Sales of haircare basics like shampoo and conditioner declined last year, but returned to growth this year. Styling product sales also increased, performing well in both mass and prestige.
Jensen believes the haircare category is in the early innings of “skinification,” and more skincare ingredients will be incorporated into haircare products. She zeroes in on the scalp microbiome, likening it to the gut microbiome from both a product development and consumer education standpoint.
Jensen says, “There’s still a lot of education the hair industry can provide consumers around hair and scalp health.”
Experts In Charge
Salon expertise remains the foundation of prestige haircare’s dominance. Salon-oriented brands account for about 70% of prestige haircare, representing the category’s largest segment, per Jensen.
She framed the salon brands’ success as part of a broader beauty trend around authority. “In hair, salon brands are the largest. In makeup, makeup artist brands are the largest. In skincare, doctor clinical brands are the largest,” she says. “The overall theme is expertise.”
Meanwhile, celebrity haircare is accelerating rapidly. Jensen shares that celebrity haircare’s sales volume has doubled, although it only makes up 3% of the market. Clean haircare brands are gaining traction, too, and clock in at 18% of the category.

The GLP-1 Opportunity
One of the biggest emerging opportunities in prestige haircare is hair thinning, particularly as GLP-1 usage grows. Jensen says haircare is a beauty category where GLP-1 users “over-index,” fueled partly by concerns around shedding related to dramatic weight loss and stress.
Products for hair thinning aren’t growing as fast as the total segment, but Jensen predicts further sales potential as GLP-1 usage expands with more accessible formats like pills and declining prices. She says, “As consumers navigate the side effects of these medications, which we believe will continue to grow, it’s something that I think is going to become a bigger piece in the future.”
Convenience Is King
Jensen points out that a misconception about prestige haircare is that most consumers engaged in it are deeply loyal to specific brands. In reality, she explains that accessibility plays a meaningful role in purchasing behavior. When Circana surveys consumers about the brands they buy most, a third of them report they buy brands that are easy to find, a sentiment more pronounced in haircare than other categories.
In other words, Jensen emphasizes that convenience is a higher-order catalyst for purchases in haircare than makeup, skincare or fragrance. Outside of haircare, she says consumers tend to be more likely to go out of their way to discover brands. That dynamic is propelling growth for brands expanding distribution at retailers like Sephora, Ulta Beauty and Amazon, and Jensen remarked that greater accessibility is benefiting the fast-growing prestige haircare segments including salon, celebrity and clean haircare brands.
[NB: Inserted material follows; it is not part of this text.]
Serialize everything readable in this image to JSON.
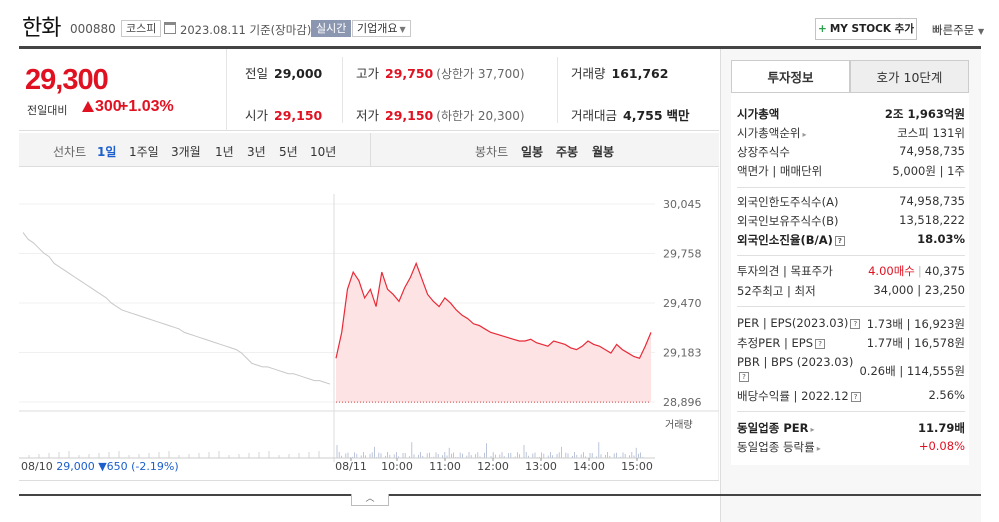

High-Low Haircare Routines
Prestige haircare’s growth isn’t necessarily coming from consumers abandoning mass products altogether. Instead, many shoppers are strategically mixing prestige and mass products within the same routine.
According to Jensen, only about 20% of haircare users purchase exclusively mass-market haircare products. She says, “That means that the other 80% are potentially indulging in prestige either as that occasional treat or to purchase products that address specific needs.”
Treatments, scalp care and bond repair are benefiting in particular from the “high-low” shopping behavior as consumers prioritize efficacy-centered categories where they believe premium pricing matters most. Of the cross-shopper, Jensen says, “She may be buying her shampoo and conditioner in mass, but then buying her treatment products in prestige.”